7. Meanwhile, Nasheed, who was granted asylum by Britain after the Male government allowed him to leave jail for medical treatment abroad in 2016, sought Indian intervention to resolve the nation’s most serious political crisis in years.

8. He urged regional power India to send an envoy backed by its military to release Maldivian political prisoners.

“On behalf of Maldivian people, we humbly request: India to send an envoy, backed by its military, to release judges & pol. detainees… We request a physical presence,” Nasheed said in a Twitter post.

9. He also urged the United States to block the financial transactions of Yameen’s government.

10. India’s ties with Maldives nose-dived because it criticised the Abdulla Yameen government for imposing a 45-day emergency in the archipelago nation.

11. India, the United States, and Britain had urged Yameen to honor the rule of law and free the detainees.

12. India had also criticised Yameen’s decision to hold elections in September saying the rule of law should be restored before embarking on such an exercise.

Why was an Emergency declared by the Yameen government?

Since Yameen took power in 2013, his government has faced heavy criticism over the detention of opponents, political influence over the judiciary and the lack of freedom of speech.

Addressing the nation on state television, Yameen said he had acted to prevent a coup, and suggested that the judges had chosen to side with his opponents because they were being investigated for corruption.

“I declared the state of emergency because there was no way to hold these justices accountable.
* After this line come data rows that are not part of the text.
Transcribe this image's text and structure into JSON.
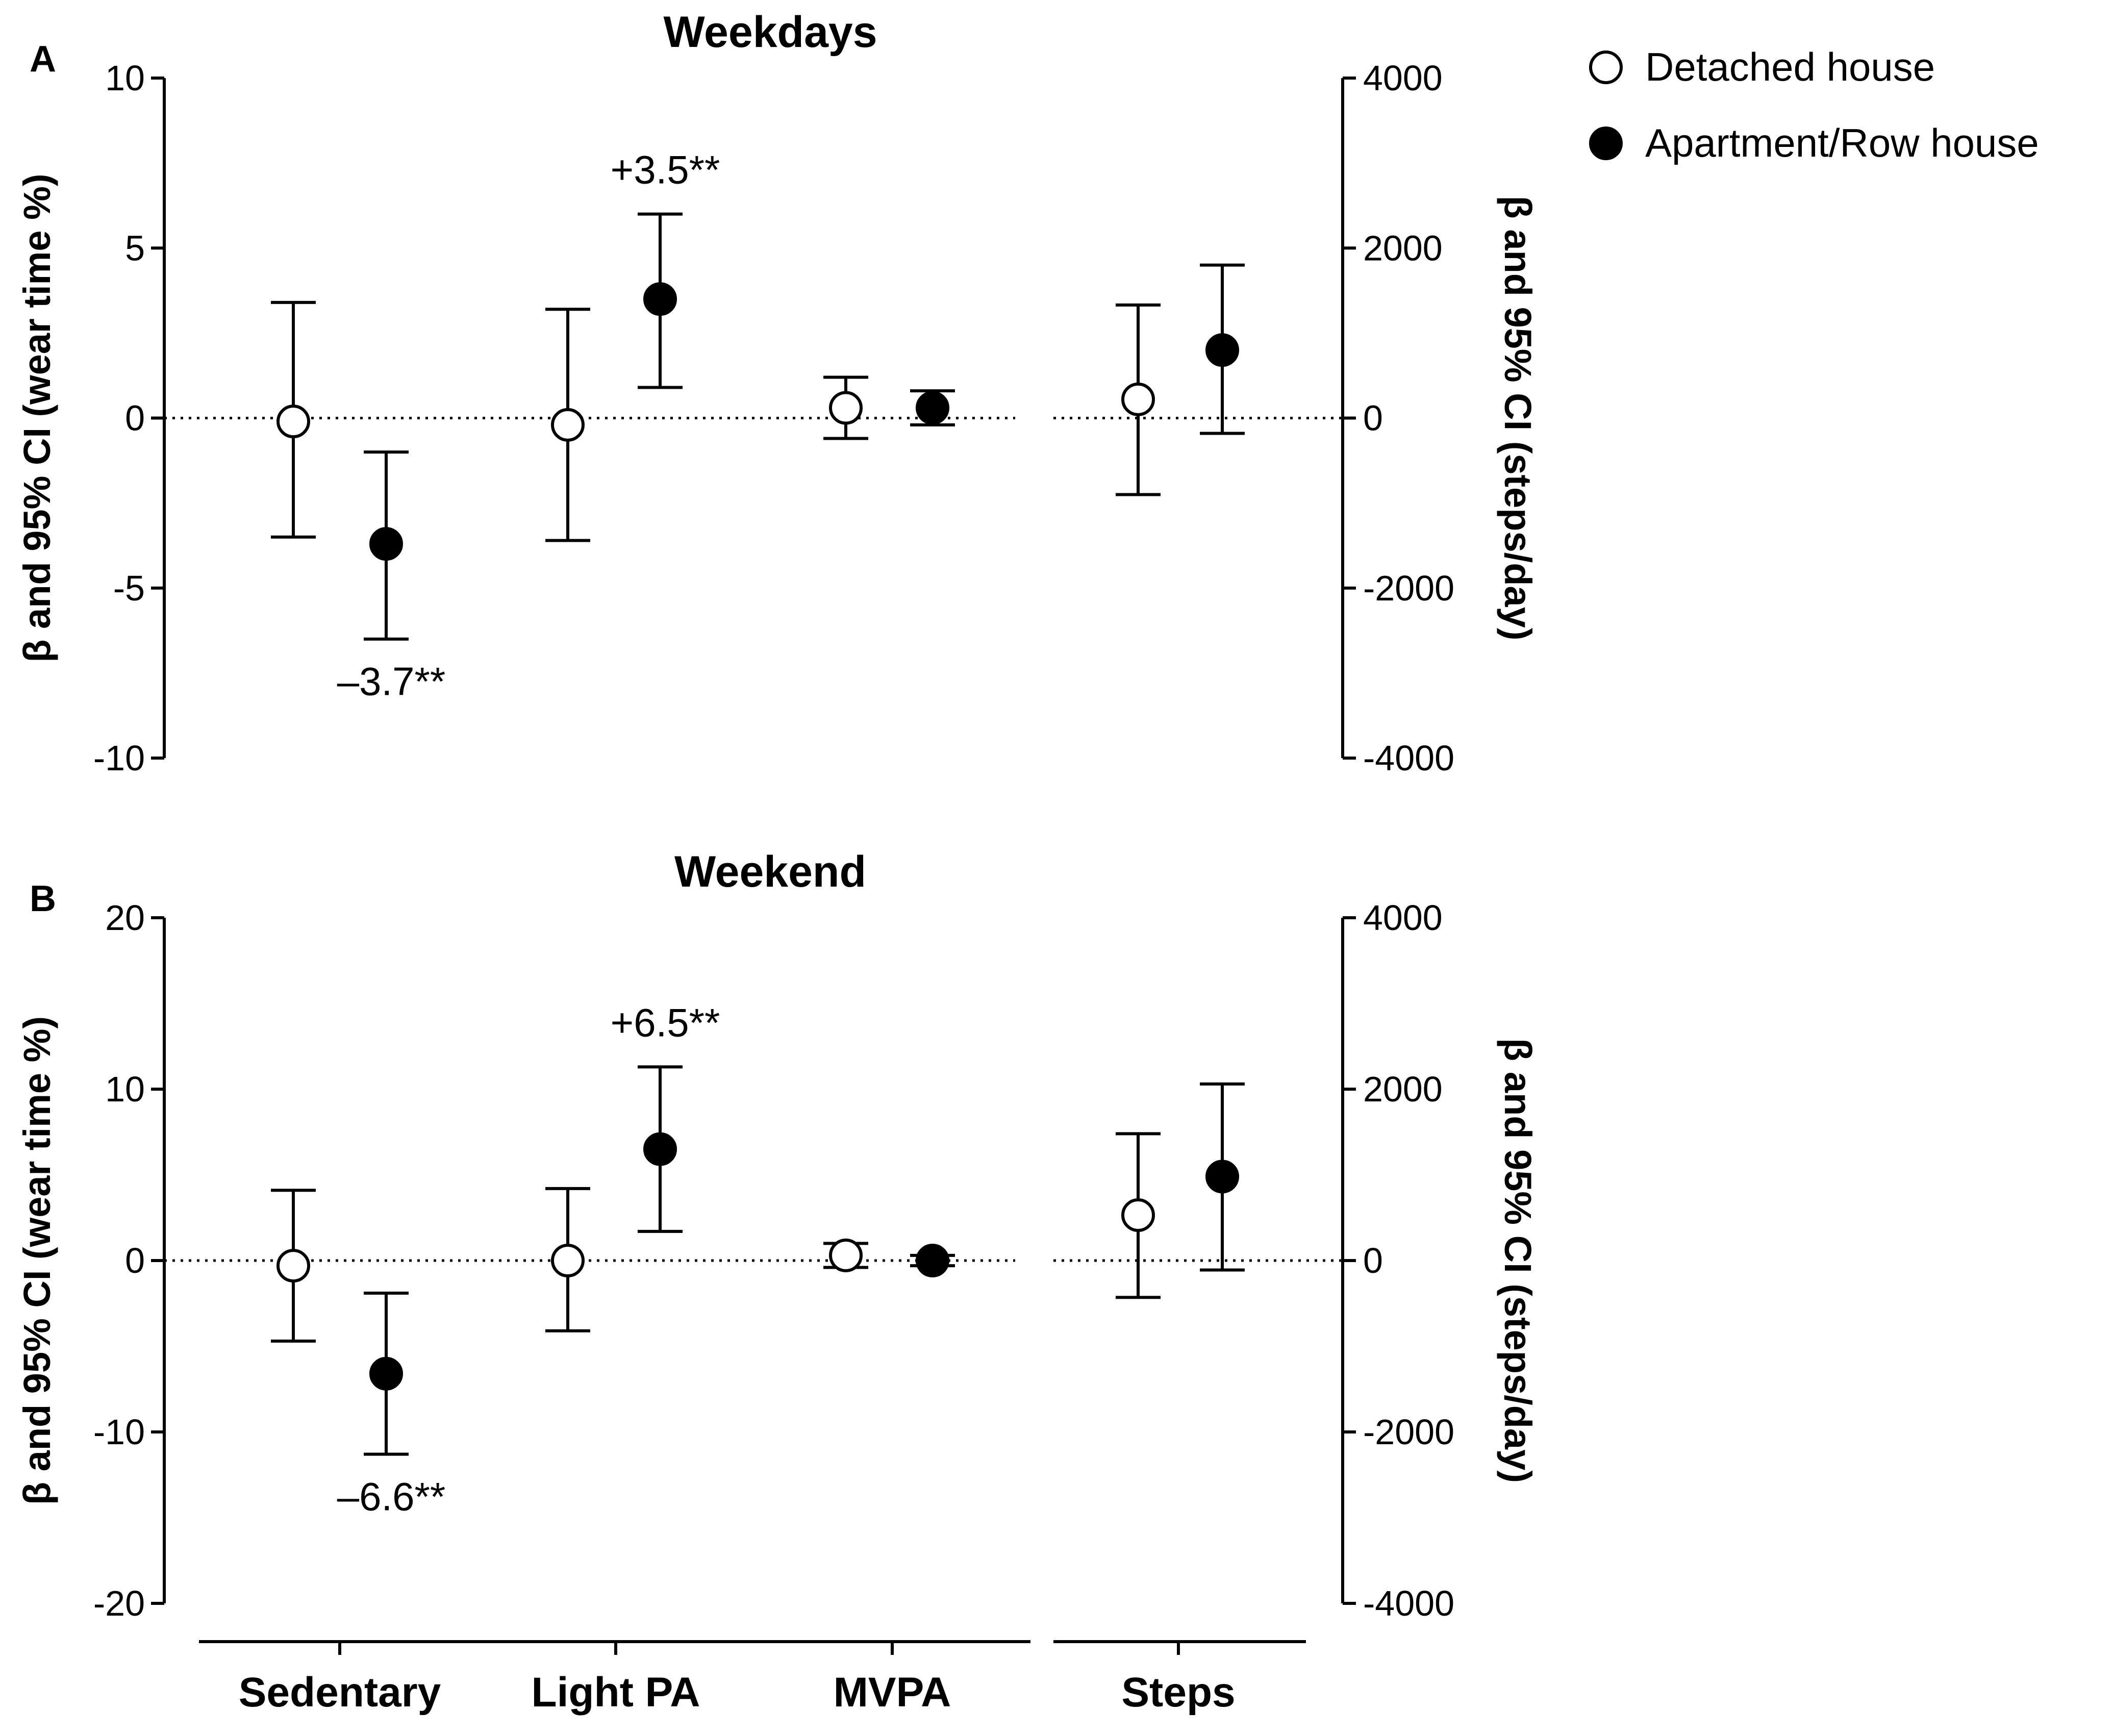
{
  "legend": {
    "items": [
      {
        "label": "Detached house",
        "marker": "open-circle"
      },
      {
        "label": "Apartment/Row house",
        "marker": "filled-circle"
      }
    ]
  },
  "categories": [
    "Sedentary",
    "Light PA",
    "MVPA",
    "Steps"
  ],
  "chart_data": [
    {
      "type": "scatter",
      "panel_letter": "A",
      "title": "Weekdays",
      "ylabel_left": "β and 95% CI (wear time %)",
      "ylabel_right": "β and 95% CI (steps/day)",
      "ylim_left": [
        -10,
        10
      ],
      "yticks_left": [
        10,
        5,
        0,
        -5,
        -10
      ],
      "ytick_labels_left": [
        "10",
        "5",
        "0",
        "-5",
        "-10"
      ],
      "ylim_right": [
        -4000,
        4000
      ],
      "yticks_right": [
        4000,
        2000,
        0,
        -2000,
        -4000
      ],
      "ytick_labels_right": [
        "4000",
        "2000",
        "0",
        "-2000",
        "-4000"
      ],
      "series": [
        {
          "name": "Detached house",
          "marker": "open-circle",
          "points": [
            {
              "category": "Sedentary",
              "axis": "left",
              "y": -0.1,
              "ci": [
                -3.5,
                3.4
              ]
            },
            {
              "category": "Light PA",
              "axis": "left",
              "y": -0.2,
              "ci": [
                -3.6,
                3.2
              ]
            },
            {
              "category": "MVPA",
              "axis": "left",
              "y": 0.3,
              "ci": [
                -0.6,
                1.2
              ]
            },
            {
              "category": "Steps",
              "axis": "right",
              "y": 220,
              "ci": [
                -900,
                1330
              ]
            }
          ]
        },
        {
          "name": "Apartment/Row house",
          "marker": "filled-circle",
          "points": [
            {
              "category": "Sedentary",
              "axis": "left",
              "y": -3.7,
              "ci": [
                -6.5,
                -1.0
              ]
            },
            {
              "category": "Light PA",
              "axis": "left",
              "y": 3.5,
              "ci": [
                0.9,
                6.0
              ]
            },
            {
              "category": "MVPA",
              "axis": "left",
              "y": 0.3,
              "ci": [
                -0.2,
                0.8
              ]
            },
            {
              "category": "Steps",
              "axis": "right",
              "y": 800,
              "ci": [
                -180,
                1800
              ]
            }
          ]
        }
      ],
      "annotations": [
        {
          "text": "–3.7**",
          "category": "Sedentary",
          "series": "Apartment/Row house",
          "position": "below"
        },
        {
          "text": "+3.5**",
          "category": "Light PA",
          "series": "Apartment/Row house",
          "position": "above"
        }
      ]
    },
    {
      "type": "scatter",
      "panel_letter": "B",
      "title": "Weekend",
      "ylabel_left": "β and 95% CI (wear time %)",
      "ylabel_right": "β and 95% CI (steps/day)",
      "ylim_left": [
        -20,
        20
      ],
      "yticks_left": [
        20,
        10,
        0,
        -10,
        -20
      ],
      "ytick_labels_left": [
        "20",
        "10",
        "0",
        "-10",
        "-20"
      ],
      "ylim_right": [
        -4000,
        4000
      ],
      "yticks_right": [
        4000,
        2000,
        0,
        -2000,
        -4000
      ],
      "ytick_labels_right": [
        "4000",
        "2000",
        "0",
        "-2000",
        "-4000"
      ],
      "series": [
        {
          "name": "Detached house",
          "marker": "open-circle",
          "points": [
            {
              "category": "Sedentary",
              "axis": "left",
              "y": -0.3,
              "ci": [
                -4.7,
                4.1
              ]
            },
            {
              "category": "Light PA",
              "axis": "left",
              "y": 0.0,
              "ci": [
                -4.1,
                4.2
              ]
            },
            {
              "category": "MVPA",
              "axis": "left",
              "y": 0.3,
              "ci": [
                -0.4,
                1.0
              ]
            },
            {
              "category": "Steps",
              "axis": "right",
              "y": 530,
              "ci": [
                -430,
                1480
              ]
            }
          ]
        },
        {
          "name": "Apartment/Row house",
          "marker": "filled-circle",
          "points": [
            {
              "category": "Sedentary",
              "axis": "left",
              "y": -6.6,
              "ci": [
                -11.3,
                -1.9
              ]
            },
            {
              "category": "Light PA",
              "axis": "left",
              "y": 6.5,
              "ci": [
                1.7,
                11.3
              ]
            },
            {
              "category": "MVPA",
              "axis": "left",
              "y": 0.0,
              "ci": [
                -0.3,
                0.3
              ]
            },
            {
              "category": "Steps",
              "axis": "right",
              "y": 980,
              "ci": [
                -110,
                2060
              ]
            }
          ]
        }
      ],
      "annotations": [
        {
          "text": "–6.6**",
          "category": "Sedentary",
          "series": "Apartment/Row house",
          "position": "below"
        },
        {
          "text": "+6.5**",
          "category": "Light PA",
          "series": "Apartment/Row house",
          "position": "above"
        }
      ]
    }
  ]
}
This is a coup. I wanted to know how well planned this coup is,” he said.

Maldives external debt to China

The influence of China on the Maldives, an island nation in the Indian Ocean, considered a backyard of India, has been growing and it is seen as a concern in New Delhi.

China opened an embassy in the Maldives in 2011 and since then, has rapidly built ties with the tropical island chain as part of its Belt and Road Initiative. It says it is opposed to any country interfering in the internal affairs of the Maldives.

In 2012, the Yameen administration terminated a contract with an Indian company to renovate the country’s airport in favour of a Chinese company.

Last year, the government pushed a trade agreement with China through parliament without debate, eliminating tariffs on 95 per cent of Chinese goods over eight years.

According to the daily, as part of Xi Jinping’s Belt and Road Initiative, Beijing granted loans and sent state-owned companies to develop the Maldives ports and other public works.

A new International Monetary Fund report projects the Maldives’ external debt will hit 51.2 per cent of GDP in 2021 from 34.7 per cent in 2016 as a result of the projects.

Current situation between India and the Maldives

1. India stands ready to work with the Maldives to strengthen maritime security and help expedite inclusion of its Indian Ocean neighbour in the Commonwealth again, president Ram Nath Kovind said on Monday.

2. Welcoming newly-elected Maldivian president Ibrahim Mohamed Solih, President Kovind said that along with strengthening bilateral relations, both countries must also enhance partnership on global issues.

“Climate change needs urgent attention and action. We are deeply concerned of its impact, and especially so on the Maldives and other small island states that are most vulnerable to it,” he said.

3. The president said India is honoured that Solih has chosen to visit the country on his first State Visit and that too, within a month of assuming office.

4. Welcoming the Maldives into the Indian Ocean Rim Association as its newest member, Kovind said India invites the country to join the International Solar Alliance.